You may not care for the sales in those two neighborhoods but that’s what is there. Just to remind you, neither the 02/2007 nor the 03/2007 sales in this neighborhood are dated from the perspectives of even the most paranoid of lenders. That’s 2 closed sales in addition to the 6.5 month old sale in that immediate neighborhood. Even if I used a more recent sale from the nearest “similar” neighborhood to the north as my 3rd sale without adjusting for its demonstrated superiority in the market I’d still be compelled to give more weight to the more proximate sales. Not only are they more similar in location, they were built by the same developer and subcontractors, they have more similar design and floorplans, and they would have sold with similar options.
If anything, the 6.5 month old sale is the one that supports the highest value indicator – as an agent you should be encouraging its use, not discouraging it.
Remind me one more time about the 3 most important factors in real estate? (Location, Location, Location)
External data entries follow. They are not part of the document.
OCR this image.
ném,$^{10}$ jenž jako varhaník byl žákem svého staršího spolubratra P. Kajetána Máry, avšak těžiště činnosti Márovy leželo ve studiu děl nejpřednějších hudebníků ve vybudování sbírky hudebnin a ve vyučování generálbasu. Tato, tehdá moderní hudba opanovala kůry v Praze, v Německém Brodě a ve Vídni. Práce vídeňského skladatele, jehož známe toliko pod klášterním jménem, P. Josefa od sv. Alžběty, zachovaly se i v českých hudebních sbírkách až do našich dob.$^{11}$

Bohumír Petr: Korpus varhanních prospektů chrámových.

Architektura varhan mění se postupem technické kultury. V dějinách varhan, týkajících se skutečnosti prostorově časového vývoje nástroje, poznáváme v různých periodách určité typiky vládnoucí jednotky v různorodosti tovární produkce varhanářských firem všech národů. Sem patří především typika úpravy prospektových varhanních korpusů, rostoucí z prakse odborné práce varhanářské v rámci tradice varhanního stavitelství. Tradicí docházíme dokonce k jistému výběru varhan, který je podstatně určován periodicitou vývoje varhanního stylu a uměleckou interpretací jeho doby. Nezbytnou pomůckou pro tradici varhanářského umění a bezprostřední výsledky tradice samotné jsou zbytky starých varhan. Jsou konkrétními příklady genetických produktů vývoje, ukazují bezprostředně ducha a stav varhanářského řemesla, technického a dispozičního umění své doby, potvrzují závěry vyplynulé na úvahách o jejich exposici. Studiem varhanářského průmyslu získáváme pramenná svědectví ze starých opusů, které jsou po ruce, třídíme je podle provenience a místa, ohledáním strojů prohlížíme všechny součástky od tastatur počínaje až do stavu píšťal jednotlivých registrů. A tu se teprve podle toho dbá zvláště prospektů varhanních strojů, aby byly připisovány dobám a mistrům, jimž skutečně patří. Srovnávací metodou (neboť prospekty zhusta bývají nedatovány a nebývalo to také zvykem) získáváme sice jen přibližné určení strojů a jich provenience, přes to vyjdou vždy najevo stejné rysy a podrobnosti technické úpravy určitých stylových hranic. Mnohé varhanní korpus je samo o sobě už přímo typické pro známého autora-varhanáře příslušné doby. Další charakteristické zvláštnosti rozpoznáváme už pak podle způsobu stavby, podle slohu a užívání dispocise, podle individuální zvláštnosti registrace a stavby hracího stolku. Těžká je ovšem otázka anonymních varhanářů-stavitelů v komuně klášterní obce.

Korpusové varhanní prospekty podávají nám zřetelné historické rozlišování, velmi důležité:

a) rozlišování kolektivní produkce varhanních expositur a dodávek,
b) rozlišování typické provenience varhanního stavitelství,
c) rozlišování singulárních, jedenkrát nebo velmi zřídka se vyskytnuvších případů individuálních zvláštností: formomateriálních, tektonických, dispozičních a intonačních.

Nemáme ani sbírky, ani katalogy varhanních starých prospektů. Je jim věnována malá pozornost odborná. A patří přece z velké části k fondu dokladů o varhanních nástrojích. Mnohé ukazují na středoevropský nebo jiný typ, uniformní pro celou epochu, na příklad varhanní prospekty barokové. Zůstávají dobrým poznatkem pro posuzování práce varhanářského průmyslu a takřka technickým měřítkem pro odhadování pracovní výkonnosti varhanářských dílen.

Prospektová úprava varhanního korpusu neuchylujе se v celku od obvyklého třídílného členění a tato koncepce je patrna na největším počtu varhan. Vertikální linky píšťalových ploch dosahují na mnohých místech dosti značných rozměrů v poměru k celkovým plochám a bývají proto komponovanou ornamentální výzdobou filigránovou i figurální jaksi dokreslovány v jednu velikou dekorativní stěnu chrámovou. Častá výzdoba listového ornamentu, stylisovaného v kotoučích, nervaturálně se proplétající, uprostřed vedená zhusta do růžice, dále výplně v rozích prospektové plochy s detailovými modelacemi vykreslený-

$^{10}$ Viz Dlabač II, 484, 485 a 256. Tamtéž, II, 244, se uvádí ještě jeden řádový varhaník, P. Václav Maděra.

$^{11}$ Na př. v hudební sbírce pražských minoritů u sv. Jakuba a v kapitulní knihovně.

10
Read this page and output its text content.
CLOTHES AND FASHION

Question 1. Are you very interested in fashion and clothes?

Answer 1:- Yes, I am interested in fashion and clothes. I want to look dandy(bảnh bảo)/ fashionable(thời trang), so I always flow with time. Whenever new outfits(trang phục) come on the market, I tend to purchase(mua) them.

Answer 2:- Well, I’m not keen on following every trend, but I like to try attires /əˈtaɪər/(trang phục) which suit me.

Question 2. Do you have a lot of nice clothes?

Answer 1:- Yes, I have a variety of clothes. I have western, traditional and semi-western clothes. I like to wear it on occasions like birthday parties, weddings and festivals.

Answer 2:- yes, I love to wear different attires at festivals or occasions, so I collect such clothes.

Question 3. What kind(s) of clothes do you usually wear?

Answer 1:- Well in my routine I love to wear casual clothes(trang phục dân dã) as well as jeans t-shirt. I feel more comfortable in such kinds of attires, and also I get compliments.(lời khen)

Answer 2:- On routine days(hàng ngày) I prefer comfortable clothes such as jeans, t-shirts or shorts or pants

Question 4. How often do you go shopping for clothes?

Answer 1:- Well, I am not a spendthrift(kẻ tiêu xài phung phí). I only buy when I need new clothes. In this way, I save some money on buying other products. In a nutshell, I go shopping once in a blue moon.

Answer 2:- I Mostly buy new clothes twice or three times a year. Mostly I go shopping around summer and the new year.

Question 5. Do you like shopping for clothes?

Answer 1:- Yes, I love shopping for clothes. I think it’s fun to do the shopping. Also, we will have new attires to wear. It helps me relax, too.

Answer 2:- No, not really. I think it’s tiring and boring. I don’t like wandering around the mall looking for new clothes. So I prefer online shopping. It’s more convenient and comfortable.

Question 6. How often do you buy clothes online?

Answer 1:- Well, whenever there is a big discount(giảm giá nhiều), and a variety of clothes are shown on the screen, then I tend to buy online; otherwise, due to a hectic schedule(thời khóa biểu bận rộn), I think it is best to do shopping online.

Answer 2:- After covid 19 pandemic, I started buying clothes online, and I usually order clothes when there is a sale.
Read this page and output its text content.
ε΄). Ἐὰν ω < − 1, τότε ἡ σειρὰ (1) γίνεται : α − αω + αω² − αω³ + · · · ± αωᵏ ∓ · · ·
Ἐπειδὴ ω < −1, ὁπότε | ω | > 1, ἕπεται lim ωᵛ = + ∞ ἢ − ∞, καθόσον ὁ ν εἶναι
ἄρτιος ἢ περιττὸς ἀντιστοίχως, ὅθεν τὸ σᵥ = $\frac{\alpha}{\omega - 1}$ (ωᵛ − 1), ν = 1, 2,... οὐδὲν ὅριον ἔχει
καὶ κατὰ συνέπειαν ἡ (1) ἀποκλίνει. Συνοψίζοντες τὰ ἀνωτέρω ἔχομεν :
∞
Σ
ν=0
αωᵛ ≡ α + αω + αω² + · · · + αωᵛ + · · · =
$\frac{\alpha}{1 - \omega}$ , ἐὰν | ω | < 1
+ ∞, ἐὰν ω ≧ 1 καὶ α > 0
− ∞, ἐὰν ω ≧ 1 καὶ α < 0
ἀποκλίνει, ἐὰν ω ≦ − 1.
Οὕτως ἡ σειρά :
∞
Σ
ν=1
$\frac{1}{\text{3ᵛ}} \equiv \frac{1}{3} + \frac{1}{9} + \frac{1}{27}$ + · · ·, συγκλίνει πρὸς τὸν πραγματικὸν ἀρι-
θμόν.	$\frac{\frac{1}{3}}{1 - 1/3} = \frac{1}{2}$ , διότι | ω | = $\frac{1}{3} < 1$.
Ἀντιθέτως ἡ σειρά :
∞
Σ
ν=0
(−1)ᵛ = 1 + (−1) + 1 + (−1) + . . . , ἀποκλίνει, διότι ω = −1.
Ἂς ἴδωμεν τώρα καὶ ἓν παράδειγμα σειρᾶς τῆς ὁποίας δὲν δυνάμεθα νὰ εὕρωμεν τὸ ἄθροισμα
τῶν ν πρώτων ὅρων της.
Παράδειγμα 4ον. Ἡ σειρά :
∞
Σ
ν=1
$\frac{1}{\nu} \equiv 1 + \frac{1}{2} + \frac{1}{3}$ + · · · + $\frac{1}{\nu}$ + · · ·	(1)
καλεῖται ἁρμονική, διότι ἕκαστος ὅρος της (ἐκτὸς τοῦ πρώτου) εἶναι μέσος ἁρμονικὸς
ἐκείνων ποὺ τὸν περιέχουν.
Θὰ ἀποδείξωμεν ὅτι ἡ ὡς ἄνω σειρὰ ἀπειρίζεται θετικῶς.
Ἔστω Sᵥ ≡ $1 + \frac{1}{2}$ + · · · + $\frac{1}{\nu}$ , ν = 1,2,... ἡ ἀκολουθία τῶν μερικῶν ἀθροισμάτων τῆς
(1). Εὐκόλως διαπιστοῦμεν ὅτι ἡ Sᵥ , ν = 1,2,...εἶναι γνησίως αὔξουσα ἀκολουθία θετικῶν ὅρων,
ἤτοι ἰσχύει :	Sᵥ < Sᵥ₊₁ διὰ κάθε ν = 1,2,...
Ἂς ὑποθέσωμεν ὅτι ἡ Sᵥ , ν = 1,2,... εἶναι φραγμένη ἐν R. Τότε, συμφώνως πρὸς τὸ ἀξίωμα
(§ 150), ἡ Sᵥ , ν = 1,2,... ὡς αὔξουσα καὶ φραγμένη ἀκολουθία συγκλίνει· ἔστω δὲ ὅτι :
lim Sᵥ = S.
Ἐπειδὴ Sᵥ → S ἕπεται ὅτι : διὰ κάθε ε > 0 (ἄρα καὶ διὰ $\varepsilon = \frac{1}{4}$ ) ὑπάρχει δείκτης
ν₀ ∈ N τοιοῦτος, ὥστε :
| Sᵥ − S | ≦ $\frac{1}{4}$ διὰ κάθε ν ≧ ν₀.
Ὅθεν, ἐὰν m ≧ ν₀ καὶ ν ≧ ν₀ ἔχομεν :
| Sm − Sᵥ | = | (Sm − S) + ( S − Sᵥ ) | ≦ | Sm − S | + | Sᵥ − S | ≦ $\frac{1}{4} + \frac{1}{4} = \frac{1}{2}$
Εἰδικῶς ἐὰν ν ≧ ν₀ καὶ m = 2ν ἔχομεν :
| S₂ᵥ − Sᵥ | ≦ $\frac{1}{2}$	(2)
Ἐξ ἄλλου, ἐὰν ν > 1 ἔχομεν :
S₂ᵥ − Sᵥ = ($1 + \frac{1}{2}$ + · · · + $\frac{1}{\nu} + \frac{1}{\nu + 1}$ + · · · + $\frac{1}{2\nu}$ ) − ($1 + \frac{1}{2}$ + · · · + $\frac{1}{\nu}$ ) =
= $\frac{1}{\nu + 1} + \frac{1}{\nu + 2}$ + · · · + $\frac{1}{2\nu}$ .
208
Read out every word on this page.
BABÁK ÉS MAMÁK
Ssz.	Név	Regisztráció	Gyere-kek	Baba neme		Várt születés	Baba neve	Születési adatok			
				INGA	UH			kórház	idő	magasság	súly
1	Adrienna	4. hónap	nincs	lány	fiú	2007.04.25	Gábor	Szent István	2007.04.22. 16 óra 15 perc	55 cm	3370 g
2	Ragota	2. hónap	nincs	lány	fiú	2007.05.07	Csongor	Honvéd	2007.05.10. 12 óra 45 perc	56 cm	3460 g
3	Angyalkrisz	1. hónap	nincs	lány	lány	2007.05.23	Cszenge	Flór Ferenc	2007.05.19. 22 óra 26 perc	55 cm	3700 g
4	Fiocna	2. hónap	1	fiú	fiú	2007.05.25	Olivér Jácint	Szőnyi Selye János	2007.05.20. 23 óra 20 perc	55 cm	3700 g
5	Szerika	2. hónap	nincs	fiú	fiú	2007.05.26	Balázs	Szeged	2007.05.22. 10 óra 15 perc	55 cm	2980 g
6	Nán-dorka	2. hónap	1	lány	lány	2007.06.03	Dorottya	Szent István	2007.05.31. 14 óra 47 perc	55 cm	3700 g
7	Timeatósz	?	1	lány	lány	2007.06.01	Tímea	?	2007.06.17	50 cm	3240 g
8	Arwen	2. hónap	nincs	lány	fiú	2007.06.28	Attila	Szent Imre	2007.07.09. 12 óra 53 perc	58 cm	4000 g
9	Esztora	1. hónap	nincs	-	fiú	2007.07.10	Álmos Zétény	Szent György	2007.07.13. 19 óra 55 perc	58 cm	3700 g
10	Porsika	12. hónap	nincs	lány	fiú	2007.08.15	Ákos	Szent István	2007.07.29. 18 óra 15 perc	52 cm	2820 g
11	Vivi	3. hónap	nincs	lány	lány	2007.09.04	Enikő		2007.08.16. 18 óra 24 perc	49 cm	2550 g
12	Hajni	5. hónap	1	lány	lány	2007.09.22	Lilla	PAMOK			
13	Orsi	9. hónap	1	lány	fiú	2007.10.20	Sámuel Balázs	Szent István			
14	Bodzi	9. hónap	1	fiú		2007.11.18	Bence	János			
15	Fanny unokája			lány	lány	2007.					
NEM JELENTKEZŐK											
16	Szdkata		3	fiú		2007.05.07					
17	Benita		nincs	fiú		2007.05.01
If we’re talking about a subdivision home, it would take an act of God to justify going outside the neighborhood in order to exclude inside sales that bracket our property’s characteristics. I would have to be able to positively demonstrate that prices are INCREASING relative to the dates of sale of those earlier sales, enough so to completely discount them as being indicative of the current value. In other words, I’d be saying the market is so hot that a 4-month old sale is too dated to use at all.
I know you’re bullish on this neighborhood but can you prove SIGNIFICANT price increases in the last 6 months? Let’s compare the subject’s own prior sale in 2005 with the early 2007 sales; does that indicate increases to you? I’m just not seeing it.
Maybe things will look better next month after a couple more pendings close; but I doubt it.